Inequality, Race, and Rebellion:
Rochester '64 and Ferguson '14
In July 1964, the city of Rochester faced three days of urban unrest, alternatively understood as riots or rebellion, which escalated after police attempted to arrest a 19-year-old African-American boy at a block party. A curfew was instituted, allegations of police brutality were leveled, and the national guard was called in for the first time in a northern city. Almost exactly fifty years later, as the city of Rochester concluded a month of official commemorative events and the legacy of the riots remained marked on the landscape, the country watched as urban unrest unfolded in Ferguson, Missouri in the wake of the police killing of an unarmed 18-year-old African American boy, Michael Brown. Again, the national media descended, the national guard was called, and hundreds of protestors were arrested. Both events, separated by 800 miles and 50 years, raise ongoing questions about racial inequality, urban space, police force and militarization, and the role of media in shaping political protest. This symposium will explore continuities and discontinuities between the two contexts, asking how reflections on Rochester in 1964 can help us understand the unfolding situation in Ferguson in 2014-which, also symbolically, is fifty years after the signing of the Civil Rights Act, and during the supposedly "post-racial" Obama era.
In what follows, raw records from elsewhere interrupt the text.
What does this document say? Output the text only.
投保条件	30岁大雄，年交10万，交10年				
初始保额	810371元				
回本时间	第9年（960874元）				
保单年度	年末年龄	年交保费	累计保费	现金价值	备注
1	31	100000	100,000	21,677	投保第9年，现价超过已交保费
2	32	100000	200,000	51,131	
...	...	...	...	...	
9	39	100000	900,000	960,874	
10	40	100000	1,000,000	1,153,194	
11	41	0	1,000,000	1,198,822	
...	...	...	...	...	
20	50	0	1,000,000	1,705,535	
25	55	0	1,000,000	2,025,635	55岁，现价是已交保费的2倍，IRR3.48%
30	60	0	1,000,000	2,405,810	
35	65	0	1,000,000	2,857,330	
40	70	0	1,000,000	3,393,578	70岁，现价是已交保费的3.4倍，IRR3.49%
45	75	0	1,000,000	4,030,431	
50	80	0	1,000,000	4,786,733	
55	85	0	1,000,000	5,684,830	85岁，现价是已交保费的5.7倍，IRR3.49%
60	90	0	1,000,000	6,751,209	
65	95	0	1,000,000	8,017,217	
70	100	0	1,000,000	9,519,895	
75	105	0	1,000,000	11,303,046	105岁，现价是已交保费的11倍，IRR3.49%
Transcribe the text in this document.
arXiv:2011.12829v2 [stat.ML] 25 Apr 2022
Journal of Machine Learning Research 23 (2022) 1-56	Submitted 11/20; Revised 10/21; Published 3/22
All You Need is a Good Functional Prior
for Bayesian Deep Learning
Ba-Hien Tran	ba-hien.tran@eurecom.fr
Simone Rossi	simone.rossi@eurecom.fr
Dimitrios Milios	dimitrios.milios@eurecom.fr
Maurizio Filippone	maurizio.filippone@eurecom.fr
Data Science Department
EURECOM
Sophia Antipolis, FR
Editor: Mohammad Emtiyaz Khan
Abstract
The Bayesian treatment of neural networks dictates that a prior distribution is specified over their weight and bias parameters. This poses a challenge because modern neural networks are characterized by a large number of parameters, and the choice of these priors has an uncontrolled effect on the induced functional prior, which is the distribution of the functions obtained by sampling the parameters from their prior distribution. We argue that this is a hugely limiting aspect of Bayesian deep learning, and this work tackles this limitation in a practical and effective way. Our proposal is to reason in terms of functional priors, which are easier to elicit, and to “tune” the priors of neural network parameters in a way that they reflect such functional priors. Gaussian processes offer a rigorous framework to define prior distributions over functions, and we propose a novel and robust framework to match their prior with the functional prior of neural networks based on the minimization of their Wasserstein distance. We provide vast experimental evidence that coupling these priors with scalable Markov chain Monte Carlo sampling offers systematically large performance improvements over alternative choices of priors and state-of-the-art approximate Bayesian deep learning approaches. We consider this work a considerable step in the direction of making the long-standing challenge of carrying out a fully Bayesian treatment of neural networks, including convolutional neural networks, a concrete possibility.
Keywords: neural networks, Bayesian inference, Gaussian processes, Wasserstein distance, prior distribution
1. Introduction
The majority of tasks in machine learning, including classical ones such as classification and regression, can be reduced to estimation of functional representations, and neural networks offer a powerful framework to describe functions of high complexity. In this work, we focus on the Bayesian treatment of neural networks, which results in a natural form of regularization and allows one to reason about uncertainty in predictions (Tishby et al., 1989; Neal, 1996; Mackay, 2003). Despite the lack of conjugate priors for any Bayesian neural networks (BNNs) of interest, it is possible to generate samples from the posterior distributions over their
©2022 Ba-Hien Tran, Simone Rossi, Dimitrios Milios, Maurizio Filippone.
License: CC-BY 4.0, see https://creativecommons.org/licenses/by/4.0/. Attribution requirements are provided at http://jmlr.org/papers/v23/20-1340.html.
The panel discussion will address the following themes:
- What is the role of the media in shaping the narrative framing of events, along lines of race, class, and gender in particular?
- What is the role of public history in thinking about these events, past and present?
- How can we think about the ongoing racialized dynamics of "crime", policing, and space in Rochester and America's cities, 50 years after the signing of the Civil Rights Act?
- How can we think about the ongoing militarization of the police, mass incarceration, and the prison industrial complex, in Rochester and elsewhere?